Published 10:15 am Monday, July 27, 2020

A volunteer prepares food boxes at Creswell Food Pantry in Creswell, Ore.

CRESWELL, Ore. — A string of cars waited outside the Creswell Food Pantry, nestled in a residential neighborhood surrounded by farmland — cattle, hazelnut trees, wheat fields.

It is hunger in a land of abundance.

Prior to COVID-19, Susan and Kurt Blachnik, the husband and wife who run the pantry, said 60 cars showed up weekly. In March, that soared to 110. Now, it’s about 90.

Food insecurity is a problem in rural America. Experts say on the one extreme, rural hunger gets overlooked, and on the other, rural communities are mischaracterized as all “poor and hungry.” Researchers say rural hunger is more nuanced.

USDA classifies people as “food insecure” if they can’t afford enough food.

“We’re not measuring starvation. It’s people rationing food. But even that kind of food insecurity has far-reaching consequences,” said Joel Berg, CEO of Hunger Free America, a nonprofit working toward ending hunger in the U.S.

A USDA spokeswoman told the Capital Press demographic data on hunger is patchy.
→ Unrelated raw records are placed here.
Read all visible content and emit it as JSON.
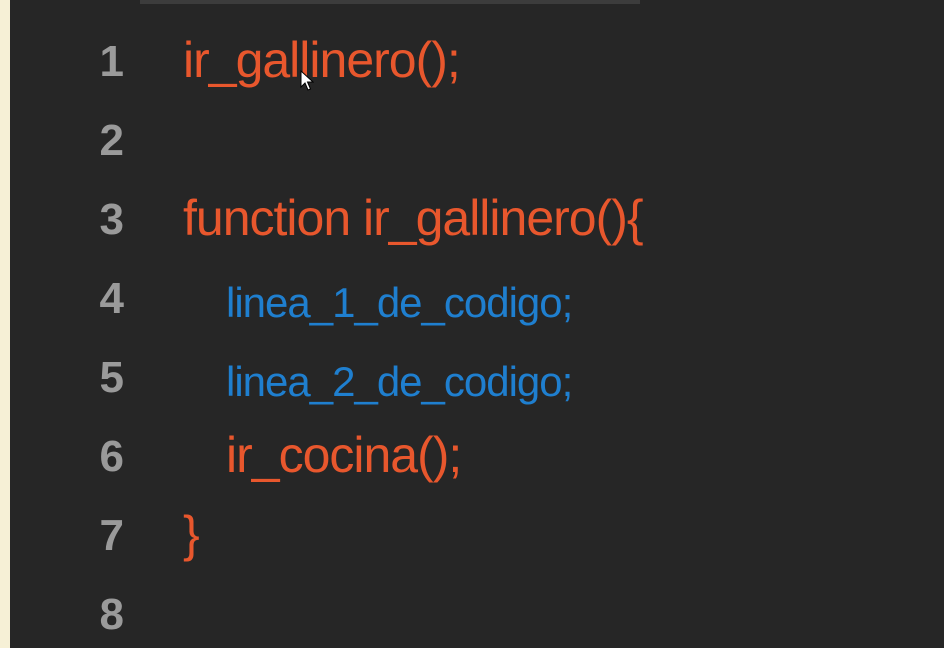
{
  "editor": {
    "colors": {
      "background": "#262626",
      "line_number": "#9a9a9a",
      "keyword_call": "#e8572d",
      "statement": "#1f7fcf"
    },
    "lines": [
      {
        "number": "1",
        "text": "ir_gallinero();",
        "color": "orange",
        "indent": false
      },
      {
        "number": "2",
        "text": "",
        "color": "orange",
        "indent": false
      },
      {
        "number": "3",
        "text": "function ir_gallinero(){",
        "color": "orange",
        "indent": false
      },
      {
        "number": "4",
        "text": "linea_1_de_codigo;",
        "color": "blue",
        "indent": true
      },
      {
        "number": "5",
        "text": "linea_2_de_codigo;",
        "color": "blue",
        "indent": true
      },
      {
        "number": "6",
        "text": "ir_cocina();",
        "color": "orange",
        "indent": true
      },
      {
        "number": "7",
        "text": "}",
        "color": "orange",
        "indent": false
      },
      {
        "number": "8",
        "text": "",
        "color": "orange",
        "indent": false
      }
    ]
  },
  "cursor": {
    "icon": "mouse-pointer-icon"
  }
}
Some studies show rural people who don’t grow food are likeliest to face hunger. But according to research from the California Institute for Rural Studies, farmers and farmworkers also can struggle with food insecurity.

According to Feeding America, 78% of U.S. counties with the highest rates of food insecurity are “rural,” defined as “open country and settlements with fewer than 2,500 residents.”
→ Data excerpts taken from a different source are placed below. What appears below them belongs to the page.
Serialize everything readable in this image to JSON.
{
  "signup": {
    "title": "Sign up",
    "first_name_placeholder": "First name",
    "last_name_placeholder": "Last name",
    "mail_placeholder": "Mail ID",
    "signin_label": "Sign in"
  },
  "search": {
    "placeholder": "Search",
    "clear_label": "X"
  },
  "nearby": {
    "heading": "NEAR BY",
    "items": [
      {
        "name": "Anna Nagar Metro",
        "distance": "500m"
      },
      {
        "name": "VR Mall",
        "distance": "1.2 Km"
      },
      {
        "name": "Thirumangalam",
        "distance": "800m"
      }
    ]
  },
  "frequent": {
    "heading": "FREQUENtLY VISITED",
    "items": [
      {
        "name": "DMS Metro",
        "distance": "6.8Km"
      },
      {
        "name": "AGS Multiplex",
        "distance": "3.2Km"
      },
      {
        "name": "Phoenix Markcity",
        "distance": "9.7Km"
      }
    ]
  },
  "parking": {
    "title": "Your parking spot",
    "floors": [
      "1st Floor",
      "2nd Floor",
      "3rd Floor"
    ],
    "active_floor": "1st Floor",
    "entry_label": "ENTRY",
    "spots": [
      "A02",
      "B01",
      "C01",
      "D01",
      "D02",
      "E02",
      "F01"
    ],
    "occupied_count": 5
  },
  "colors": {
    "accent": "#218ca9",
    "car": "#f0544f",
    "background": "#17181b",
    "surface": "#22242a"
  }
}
Rural areas face more food insecurity than urban areas as a whole. But if you break down cities by sections, experts say, the hungriest places are inner cities.

Jacqueline Michael-Midkiff, spokeswoman for USDA’s Economic Research Service, said the lowest hunger rates are in suburbs and exurbs — prosperous areas outside the suburbs.

In 2018, the most recent year with comprehensive data, food insecurity was worst, 13.2%, in principal cities of metro areas, followed by 12.7% in rural areas and 8.9% in suburbs.

Experts say the hungriest U.S. regions tend to be the South and Southwest, along with Appalachia.

Food insecurity in the West, experts say, is not as severe.

Many parts of the Midwest grow row crops such as field corn and soybeans.

Westerners are more likely to grow or live near specialty food crops and meats. The West also has higher SNAP participation. SNAP, formerly called USDA food stamps, stands for the Supplemental Nutrition Assistance Program.

“Hunger is hunger. It’s all terrible,” said Megan Nelson, economic analyst at the American Farm Bureau Federation.

But what makes rural hunger worse, she said, is 20% of rural households live in “food deserts,” places with limited geographic access to food banks, pantries and grocery stores.

A Columbia University study found rural grocery store prices are at least 4.2% higher than those in cities and suburbs. Grocery prices during the COVID-19 pandemic have risen 2.6%, according to the Bureau of Labor Statistics.

Experts say the pandemic didn’t create these problems; it exacerbated them.

Mark Partridge, professor of rural-urban policy at Ohio State University, said hunger will persist as long as poverty does.

“The poorest areas plead for SNAP benefits or direct payments during COVID-19,” said Partridge.

But in the long term, he said, rural communities need more economic and educational investments, better infrastructure and more support for rural industries.

“People think of poverty like a Frank Capra movie. Truth is, what’s far more likely to happen is people suffer,” said Berg of Hunger Free America. “We’ve got to see rural suffering and fight it together.”